Moderately mechanically activated starch in improving protein digestibility: Application in noodles

Int J Biol Macromol. 2025 Jan 13:139856. doi: 10.1016/j.ijbiomac.2025.139856. Online ahead of print.

Abstract

The aim of this study was to investigate the mechanism of protein digestibility improvement by exploring the changes in structural characteristics of proteins in noodles with varying levels of mechanically activated starch. Therefore, different levels of mechanically activated wheat starch were mixed with refined wheat flour to produce noodles.
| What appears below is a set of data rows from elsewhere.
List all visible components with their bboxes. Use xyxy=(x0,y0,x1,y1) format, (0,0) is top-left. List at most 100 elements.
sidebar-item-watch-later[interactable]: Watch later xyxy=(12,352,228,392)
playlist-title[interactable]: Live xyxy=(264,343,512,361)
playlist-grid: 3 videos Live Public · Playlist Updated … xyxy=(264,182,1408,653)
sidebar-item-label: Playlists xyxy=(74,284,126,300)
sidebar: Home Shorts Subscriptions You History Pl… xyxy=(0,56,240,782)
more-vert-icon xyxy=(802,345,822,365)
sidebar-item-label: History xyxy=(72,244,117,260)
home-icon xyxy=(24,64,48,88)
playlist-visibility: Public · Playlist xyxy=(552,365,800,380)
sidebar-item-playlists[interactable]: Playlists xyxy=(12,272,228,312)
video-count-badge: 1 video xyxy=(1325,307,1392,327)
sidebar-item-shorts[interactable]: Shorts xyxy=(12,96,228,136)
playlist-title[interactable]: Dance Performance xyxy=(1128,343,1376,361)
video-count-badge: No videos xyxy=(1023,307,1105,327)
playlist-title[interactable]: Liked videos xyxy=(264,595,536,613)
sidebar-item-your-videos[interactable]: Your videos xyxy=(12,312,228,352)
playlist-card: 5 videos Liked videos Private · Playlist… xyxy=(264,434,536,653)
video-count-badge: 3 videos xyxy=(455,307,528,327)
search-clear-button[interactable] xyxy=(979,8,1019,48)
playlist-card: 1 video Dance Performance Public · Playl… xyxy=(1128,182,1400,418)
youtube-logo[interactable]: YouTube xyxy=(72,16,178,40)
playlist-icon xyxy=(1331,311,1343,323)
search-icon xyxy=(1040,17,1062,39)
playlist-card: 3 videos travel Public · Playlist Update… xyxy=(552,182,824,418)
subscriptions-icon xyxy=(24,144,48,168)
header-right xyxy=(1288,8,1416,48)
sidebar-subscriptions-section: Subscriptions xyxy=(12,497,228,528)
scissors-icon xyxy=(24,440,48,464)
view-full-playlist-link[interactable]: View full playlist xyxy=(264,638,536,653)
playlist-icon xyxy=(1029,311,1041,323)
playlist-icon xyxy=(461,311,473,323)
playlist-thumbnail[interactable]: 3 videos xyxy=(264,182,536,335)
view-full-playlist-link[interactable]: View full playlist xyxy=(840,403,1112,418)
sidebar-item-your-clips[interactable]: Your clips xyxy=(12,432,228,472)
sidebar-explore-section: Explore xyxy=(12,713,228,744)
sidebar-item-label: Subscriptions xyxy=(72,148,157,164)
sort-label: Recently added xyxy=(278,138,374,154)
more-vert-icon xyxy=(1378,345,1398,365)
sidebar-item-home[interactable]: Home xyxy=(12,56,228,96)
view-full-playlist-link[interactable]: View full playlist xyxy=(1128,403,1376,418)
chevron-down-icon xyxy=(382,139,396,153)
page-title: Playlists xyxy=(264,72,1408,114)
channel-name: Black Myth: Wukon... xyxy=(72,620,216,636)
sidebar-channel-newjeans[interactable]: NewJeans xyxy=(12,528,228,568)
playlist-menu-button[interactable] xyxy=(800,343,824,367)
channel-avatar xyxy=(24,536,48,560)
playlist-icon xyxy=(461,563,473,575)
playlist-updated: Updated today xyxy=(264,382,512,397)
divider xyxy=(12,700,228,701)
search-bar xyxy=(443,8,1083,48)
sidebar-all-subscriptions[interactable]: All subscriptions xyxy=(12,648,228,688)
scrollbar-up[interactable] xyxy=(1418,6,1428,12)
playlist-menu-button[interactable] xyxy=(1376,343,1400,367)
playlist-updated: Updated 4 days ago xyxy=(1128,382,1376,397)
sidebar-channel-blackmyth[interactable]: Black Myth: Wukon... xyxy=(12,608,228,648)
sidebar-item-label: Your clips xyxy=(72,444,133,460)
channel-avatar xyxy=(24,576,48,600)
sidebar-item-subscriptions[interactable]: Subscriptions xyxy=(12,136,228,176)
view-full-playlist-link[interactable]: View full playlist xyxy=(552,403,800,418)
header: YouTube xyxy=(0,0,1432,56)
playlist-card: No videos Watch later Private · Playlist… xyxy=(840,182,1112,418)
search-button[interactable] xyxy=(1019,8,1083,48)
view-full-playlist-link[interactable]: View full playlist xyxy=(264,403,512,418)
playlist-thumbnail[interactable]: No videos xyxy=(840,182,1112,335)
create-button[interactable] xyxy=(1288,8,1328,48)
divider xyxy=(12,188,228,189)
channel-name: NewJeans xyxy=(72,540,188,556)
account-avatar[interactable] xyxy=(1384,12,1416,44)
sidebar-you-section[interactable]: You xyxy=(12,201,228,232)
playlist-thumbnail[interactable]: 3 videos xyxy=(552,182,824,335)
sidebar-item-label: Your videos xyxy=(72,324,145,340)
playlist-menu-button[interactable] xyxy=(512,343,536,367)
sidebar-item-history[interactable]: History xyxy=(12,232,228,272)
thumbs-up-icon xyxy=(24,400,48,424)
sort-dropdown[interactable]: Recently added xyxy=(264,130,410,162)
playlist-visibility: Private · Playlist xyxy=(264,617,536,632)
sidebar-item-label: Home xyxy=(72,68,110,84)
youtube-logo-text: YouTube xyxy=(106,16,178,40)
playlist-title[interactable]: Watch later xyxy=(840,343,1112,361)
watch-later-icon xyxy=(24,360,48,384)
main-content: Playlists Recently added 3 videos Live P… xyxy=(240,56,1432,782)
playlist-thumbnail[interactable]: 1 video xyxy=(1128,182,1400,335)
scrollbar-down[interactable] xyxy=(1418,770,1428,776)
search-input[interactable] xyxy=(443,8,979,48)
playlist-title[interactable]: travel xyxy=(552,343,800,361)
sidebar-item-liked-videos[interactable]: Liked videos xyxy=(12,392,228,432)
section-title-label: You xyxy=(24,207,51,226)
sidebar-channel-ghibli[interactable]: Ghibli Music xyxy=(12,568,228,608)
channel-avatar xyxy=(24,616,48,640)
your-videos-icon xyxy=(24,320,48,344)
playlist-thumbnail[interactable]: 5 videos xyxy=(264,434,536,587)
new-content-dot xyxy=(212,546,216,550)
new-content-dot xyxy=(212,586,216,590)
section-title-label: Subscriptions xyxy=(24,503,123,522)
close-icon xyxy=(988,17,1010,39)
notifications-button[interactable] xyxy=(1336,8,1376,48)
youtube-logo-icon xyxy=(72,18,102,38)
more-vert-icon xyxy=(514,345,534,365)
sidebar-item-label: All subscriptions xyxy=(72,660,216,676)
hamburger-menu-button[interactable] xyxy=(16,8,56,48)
Results showed that moderately mechanically activated starch could significantly improve protein digestibility and noodles containing 8.76 % damaged starch exhibited the highest protein digestibility of 88.97 %. This enhancement was due to the ability of moderately mechanically activated starch to hinder the cross-linking of γ-gliadin, D-LMS, and B/C-LMS via disulfide bonds and promote the transition from β-sheets to β-turns. Additionally, moderately mechanically activated starch induced protein unfolding by decreasing the α-helix content and facilitating the transformation from g-g-g to t-g-t conformations, thereby increasing the accessibility of enzymatic hydrolysis sites. However, excessively mechanically activated starch induced protein folding, as evidenced by an increase in the g-g-g conformations content and protein width (11.10), thus slightly reducing protein digestibility to 82.39 % in noodles containing 10.62 % damaged starch. Thus, the results of this study may provide new insights for the development of formulated foods with high protein digestibility for consumers in areas with limited economic resources.

Keywords: Mechanically activated starch; Protein cross-linking; Protein digestibility.